DUKE
La cara de Isabel es un poema cuando ve todos los regalos que le ha comprado mi hijo. A pesar de que lo veo desde las cámaras del móvil mientras voy en el coche, puedo ver un rubor en sus mejillas.
La verdad es que le ha comprado de todo. Cuando ella le dice que no puede aceptarlo, mi hijo finge tristeza y ella termina por ceder. Mi hijo sabe muy bien jugar sus cartas. Lo hace conmigo también.
Esta mañana estoy enfadado, quería pasar algo de tiempo con Enzo pero las obligaciones criminales no descansan, sobre todo las que tienen que ver con los Rusos.
Cuando llego a casa por la tarde, no veo a nadie. Le pregunto a uno de los guardias y me dice que todos están en el ring con cara compungida. Eso solo puede indicar una cosa que Miguel ha hecho de las suyas.
Cuando llego al lugar y me encuentro a un montón de soldados vestidos para pelear, incluso hay personal del servicio. Todos apostando como si mi casa fuera un ring de peleas callejeras. Las chicas jóvenes del servicio miran con ojos seductores a varios soldados y ellos se pavonean delante de ellas.
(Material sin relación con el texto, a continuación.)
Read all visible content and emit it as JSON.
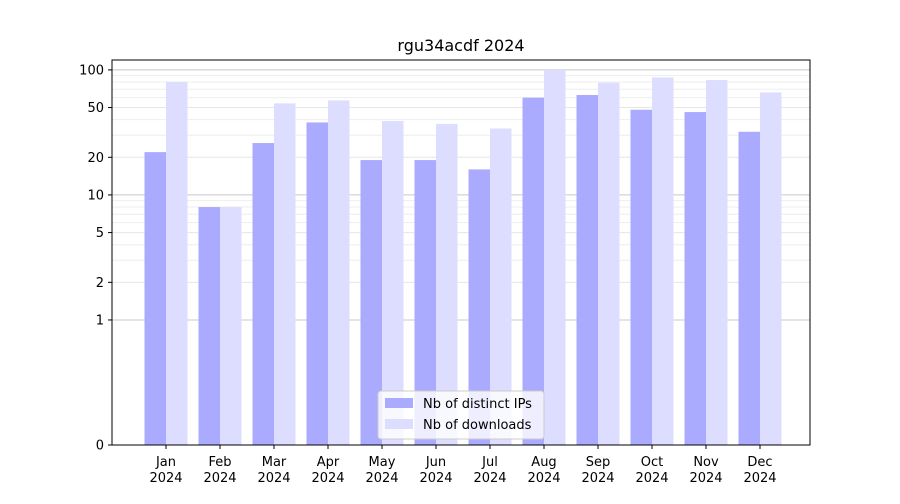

Cuando me acerco un poco más, algunos soldados me ven y dicen ‘el jefe’ mientras que todos se incorporan y me saludan con respeto. Ignoro todas las caras que me observan porque en lo único para lo que tengo ojos es a Isabel vendando las manos a mi amigo, que se prepara para un combate.
Mi amigo repara en mi presencia, se gira hacía Isabel y le dice algo. Ella le da le pone una cantimplora en la boca, el bebe mientras ella la sostiene y cuando termina le seca con una servilleta el agua que le cae a la barbilla.
Le clavo una mirada fulminante, a lo que él responde con una sonrisita, de esas que me toca los cojones.
Enserio, te juro que no sé porque somos amigos. Ahora mismo le arrancaría los intestinos y se los haría comer.
Por la cara que pone mi hijo, piensa lo mismo.
Como no puede ser de otra forma, mi amigo dice mi nombre e Isabel me mira, parece confusa, seguramente por mi cara de pocos amigos.
Todos me miran por miedo a que los mande a todos fuera y finalice la ronda de peleas. Seguramente piensan ganar dinero con las apuestas.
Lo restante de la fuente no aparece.